ALBANY – When he ran for the Assembly last year in a special election, Michael Kearns said that, when given the chance, he would vote against Sheldon Silver as leader of the Assembly.

Last week, he got his chance.

“I voted no,” said the Democratic member of the Assembly from Buffalo.

“That’s something that was very important to me. I wanted to let people know that I kept a campaign promise. I said I was going to do that and I did it,” Kearns said of his vote.

Kearns last year had to write a letter essentially saying he believes in Democratic Party principles in order to sit with the Assembly Democratic conference.

Last week, at the start of a new legislative session, Kearns got his first opportunity to vote on Silver’s bid to continue leading the Assembly. Silver has been speaker during the terms of five governors.

Only one other Democrat voted against Silver in the closed-door meeting, according to Kearns: Assemblywoman Inez Barron from Brooklyn.

Kearns cited what he called a “top down” approach to governing in Albany for his vote against Silver. He called the gun control package being voted on Tuesday as a perfect example; he noted that the bill is not going through the usual three-day “aging” period to give the public and special-interest groups time to read the measure and press for possible changes.

“I came to Albany to make changes and to make a difference. I wanted a more open and transparent and open Albany ... I think this bill’s a perfect example of it where we’re rushing from top down instead of having an open and transparent process,” Kearns said.

The lawmaker, elected last year in a special election to fill the seat of former Assemblyman Mark J.F. Schroeder, said he met with Silver before the vote and as “a courtesy” told him of his plans to vote no.

“It was fine,” Kearns said before cutting himself off and saying he would not discuss what was said in the private meeting.

Asked if he has felt any retribution for his vote, Kearns at first said no.

But then he noted that he has not been given a bill number for a piece of legislation he wants to get introduced.

“That’s been held up for a while,” Kearns said of the measure, which would end the practice of secret court settlements.

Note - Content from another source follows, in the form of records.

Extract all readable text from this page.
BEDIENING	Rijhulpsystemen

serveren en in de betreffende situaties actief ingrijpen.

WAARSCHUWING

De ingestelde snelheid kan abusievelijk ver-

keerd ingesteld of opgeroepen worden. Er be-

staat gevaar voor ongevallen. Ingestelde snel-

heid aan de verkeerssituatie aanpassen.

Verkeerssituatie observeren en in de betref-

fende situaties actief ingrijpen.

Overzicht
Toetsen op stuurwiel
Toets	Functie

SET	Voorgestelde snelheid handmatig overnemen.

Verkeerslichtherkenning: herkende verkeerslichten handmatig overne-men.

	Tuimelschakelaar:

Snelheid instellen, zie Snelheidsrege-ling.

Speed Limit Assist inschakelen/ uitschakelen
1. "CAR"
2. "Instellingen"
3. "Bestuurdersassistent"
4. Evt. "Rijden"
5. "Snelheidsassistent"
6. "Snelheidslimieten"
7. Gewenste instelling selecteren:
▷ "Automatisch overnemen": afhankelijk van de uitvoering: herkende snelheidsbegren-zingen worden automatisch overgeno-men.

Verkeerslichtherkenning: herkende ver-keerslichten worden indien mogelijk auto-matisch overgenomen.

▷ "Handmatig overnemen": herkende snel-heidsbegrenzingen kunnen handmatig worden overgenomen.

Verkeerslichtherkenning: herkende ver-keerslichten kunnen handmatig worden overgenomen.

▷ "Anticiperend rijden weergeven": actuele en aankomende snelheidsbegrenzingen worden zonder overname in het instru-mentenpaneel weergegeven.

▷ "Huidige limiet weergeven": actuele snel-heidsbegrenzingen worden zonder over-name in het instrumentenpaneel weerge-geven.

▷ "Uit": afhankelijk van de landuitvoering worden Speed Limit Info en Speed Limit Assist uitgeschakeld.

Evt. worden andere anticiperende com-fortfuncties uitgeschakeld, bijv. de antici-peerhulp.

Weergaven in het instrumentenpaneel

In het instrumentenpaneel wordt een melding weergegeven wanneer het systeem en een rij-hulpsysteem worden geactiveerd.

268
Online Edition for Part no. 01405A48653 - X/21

The legislation comes at a sensitive time in the Assembly; Silver has been sharply criticized for approving a secret settlement last year for a Brooklyn Democrat, Vito Lopez, who had been accused of approving a $103,000 taxpayer-funded settlement in a sexual harassment case.

Kearns said his legislation would go further than just applying to government agencies and the Legislature. Citing secret settlements by companies and everyone from the Boy Scouts to the Catholic Church, Kearns said he is seeking to follow a model used in Texas to ban secret court settlements by private entities.

“We’re making secret settlements in this state, and we’re hurting people,” Kearns said.